One of the most widely perceived challenges of blockchain and the GDPR is the inability to delete data. The main benefit of blockchain technology is that the blocks in the chain cannot be deleted or modified, to ensure the security and accuracy of the record. However, under the GDPR, data subjects have the right to rectification, where the personal data concerning them is inaccurate, and they may have the right to have their data erased (“right to be forgotten”).
For any blockchain network, both public or private, permissioned or permissionless, that directly stores personal data in a block the ability to comply with these rights may be more challenging. However, it has to be remembered that the extent to which a data subject is entitled to have their personal data erased is not an absolute right. The right can only be relied on if certain conditions are satisfied, for example, where the data subject withdraws their consent on which the processing is based. But to what extent will a blockchain network be relying on consent to process the data?
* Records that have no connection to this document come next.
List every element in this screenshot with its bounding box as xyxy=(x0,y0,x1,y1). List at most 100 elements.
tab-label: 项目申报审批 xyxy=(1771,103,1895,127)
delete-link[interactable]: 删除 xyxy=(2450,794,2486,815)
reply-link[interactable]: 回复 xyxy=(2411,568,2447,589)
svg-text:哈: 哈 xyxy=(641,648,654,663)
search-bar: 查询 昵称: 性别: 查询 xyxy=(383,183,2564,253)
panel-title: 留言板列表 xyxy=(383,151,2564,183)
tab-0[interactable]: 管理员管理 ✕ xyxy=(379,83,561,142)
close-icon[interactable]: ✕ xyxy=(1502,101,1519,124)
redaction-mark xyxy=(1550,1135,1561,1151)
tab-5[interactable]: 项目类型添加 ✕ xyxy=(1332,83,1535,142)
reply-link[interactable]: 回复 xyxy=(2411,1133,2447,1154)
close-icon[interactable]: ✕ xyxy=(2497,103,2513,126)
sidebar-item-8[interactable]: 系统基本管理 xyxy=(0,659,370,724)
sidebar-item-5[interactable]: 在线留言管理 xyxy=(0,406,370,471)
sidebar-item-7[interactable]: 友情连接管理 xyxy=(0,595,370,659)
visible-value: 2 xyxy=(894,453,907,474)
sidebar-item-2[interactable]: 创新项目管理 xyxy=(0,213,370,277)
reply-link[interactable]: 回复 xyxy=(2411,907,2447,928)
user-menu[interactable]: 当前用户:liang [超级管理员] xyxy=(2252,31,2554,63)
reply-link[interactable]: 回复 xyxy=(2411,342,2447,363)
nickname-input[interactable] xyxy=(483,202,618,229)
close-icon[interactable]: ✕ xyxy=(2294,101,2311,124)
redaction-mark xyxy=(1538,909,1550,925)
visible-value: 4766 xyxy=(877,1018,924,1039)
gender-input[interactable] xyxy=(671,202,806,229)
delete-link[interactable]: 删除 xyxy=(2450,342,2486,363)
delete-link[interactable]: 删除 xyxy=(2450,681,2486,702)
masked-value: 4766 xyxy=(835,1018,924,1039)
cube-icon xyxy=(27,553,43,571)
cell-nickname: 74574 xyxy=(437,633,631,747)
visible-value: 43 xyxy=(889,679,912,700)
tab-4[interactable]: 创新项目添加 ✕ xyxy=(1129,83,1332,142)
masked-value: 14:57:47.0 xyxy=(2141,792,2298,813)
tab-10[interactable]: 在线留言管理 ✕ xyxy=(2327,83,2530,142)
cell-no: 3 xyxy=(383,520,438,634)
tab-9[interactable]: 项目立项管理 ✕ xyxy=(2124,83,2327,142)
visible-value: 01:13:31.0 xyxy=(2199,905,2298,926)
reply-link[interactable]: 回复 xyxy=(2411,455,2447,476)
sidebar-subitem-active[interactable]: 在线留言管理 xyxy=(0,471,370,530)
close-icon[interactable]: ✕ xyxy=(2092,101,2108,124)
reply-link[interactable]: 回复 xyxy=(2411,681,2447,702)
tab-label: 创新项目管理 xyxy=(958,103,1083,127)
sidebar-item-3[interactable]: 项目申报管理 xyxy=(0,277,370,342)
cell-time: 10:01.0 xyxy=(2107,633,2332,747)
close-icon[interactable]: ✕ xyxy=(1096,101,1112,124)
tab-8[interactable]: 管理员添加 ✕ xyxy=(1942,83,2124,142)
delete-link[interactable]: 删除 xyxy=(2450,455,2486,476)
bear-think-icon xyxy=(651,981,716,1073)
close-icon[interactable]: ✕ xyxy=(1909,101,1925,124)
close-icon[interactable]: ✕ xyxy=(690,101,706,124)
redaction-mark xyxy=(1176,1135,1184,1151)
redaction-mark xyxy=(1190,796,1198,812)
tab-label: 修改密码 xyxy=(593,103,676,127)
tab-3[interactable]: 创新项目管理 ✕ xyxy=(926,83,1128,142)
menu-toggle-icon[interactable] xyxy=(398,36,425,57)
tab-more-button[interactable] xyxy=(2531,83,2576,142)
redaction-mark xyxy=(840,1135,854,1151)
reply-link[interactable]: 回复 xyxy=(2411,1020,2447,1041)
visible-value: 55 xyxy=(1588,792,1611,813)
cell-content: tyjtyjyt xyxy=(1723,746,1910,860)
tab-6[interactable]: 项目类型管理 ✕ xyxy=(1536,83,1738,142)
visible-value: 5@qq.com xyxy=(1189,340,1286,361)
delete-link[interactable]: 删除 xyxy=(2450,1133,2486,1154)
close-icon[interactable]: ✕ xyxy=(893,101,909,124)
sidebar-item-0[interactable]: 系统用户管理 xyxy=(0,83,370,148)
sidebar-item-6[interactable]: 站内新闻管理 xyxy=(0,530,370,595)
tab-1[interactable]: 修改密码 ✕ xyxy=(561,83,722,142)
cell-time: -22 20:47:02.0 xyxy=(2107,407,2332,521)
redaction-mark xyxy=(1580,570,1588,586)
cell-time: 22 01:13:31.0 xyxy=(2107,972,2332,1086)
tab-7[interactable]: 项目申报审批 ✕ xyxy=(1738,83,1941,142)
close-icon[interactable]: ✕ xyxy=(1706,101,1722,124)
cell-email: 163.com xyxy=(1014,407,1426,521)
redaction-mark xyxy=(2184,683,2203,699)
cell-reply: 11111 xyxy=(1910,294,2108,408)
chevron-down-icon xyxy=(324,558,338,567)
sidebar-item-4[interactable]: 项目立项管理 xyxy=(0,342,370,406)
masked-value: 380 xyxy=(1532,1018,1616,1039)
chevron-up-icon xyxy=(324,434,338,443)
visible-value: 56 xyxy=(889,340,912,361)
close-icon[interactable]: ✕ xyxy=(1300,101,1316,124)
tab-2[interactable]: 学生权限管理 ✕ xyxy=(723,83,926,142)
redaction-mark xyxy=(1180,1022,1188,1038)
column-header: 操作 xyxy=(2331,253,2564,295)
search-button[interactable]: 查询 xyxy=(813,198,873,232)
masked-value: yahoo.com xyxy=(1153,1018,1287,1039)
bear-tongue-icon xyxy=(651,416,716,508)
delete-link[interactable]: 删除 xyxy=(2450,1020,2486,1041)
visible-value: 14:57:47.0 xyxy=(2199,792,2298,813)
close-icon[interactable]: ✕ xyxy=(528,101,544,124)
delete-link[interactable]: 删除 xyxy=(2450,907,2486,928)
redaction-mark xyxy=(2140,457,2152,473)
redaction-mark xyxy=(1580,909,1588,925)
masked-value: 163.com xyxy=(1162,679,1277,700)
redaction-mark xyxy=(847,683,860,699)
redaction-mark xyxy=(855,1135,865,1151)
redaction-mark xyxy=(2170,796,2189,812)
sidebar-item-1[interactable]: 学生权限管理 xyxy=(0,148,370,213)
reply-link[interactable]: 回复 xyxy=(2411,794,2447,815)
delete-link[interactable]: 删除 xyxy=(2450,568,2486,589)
There are also some possible solutions to avoid the need to consider these questions; the most effective would be to avoid recording any personal data within the blockchain itself. Another is to anonymise the data, although the robustness of anonymisation techniques is not always fool-proof, making this the least preferred solution of the two.
The FCA and Blockchain
In the UK, the Financial Conduct Authority (“FCA”) has been considering the challenges of how blockchain technology may comply with financial services legislation, including the GDPR. In April, 2017, the FCA published a Discussion Paper (DP17/03) on Distributed Ledger Technology (“DLT”). The purpose was to “stimulate a dialogue on the regulatory implications of current and potential developments of DLT in the financial markets”. The Discussion Paper explored the potential risks and benefits of DLT applications in financial services and whether it could promote the FCA’s statutory objectives of promoting effective competition, financial market integrity and financial consumer protection. In December, 2017, the FCA published a Feedback Statement (FS17/4) to the Discussion Paper.
One of the issues that was most commented upon in the Discussion Paper was that of data protection in the context of DLT and the potential regulatory challenges of complying with the GDPR, when storing and processing client data. However, whilst the FCA acknowledged that there are “significant challenges”, it believes that the combination of GDPR and the use of DLT has the potential to improve the way in which firms collect, store and process private information, which it believes would result in “significantly improved consumer outcomes”.
The FCA believes that its Discussion Paper was merely the beginning of the dialogue on the potential benefits and risks associated with the use of DLT in financial services. The FCA is gathering more information and there will be further publications in due course.
The European Commission and Blockchain
The European Commission has recently launched the EU Blockchain Observatory and Forum which is focused on promoting blockchain throughout Europe. The Forum recently ran a series of workshops on the impact of the GDPR on blockchain technology.
The use of blockchain technology will need careful consideration, as at this stage, there are several open questions. Further guidance from the European Data Supervisory Board might in some instances be needed.
We will continue to monitor key developments in relation to the GDPR and blockchain, and will provide further updates.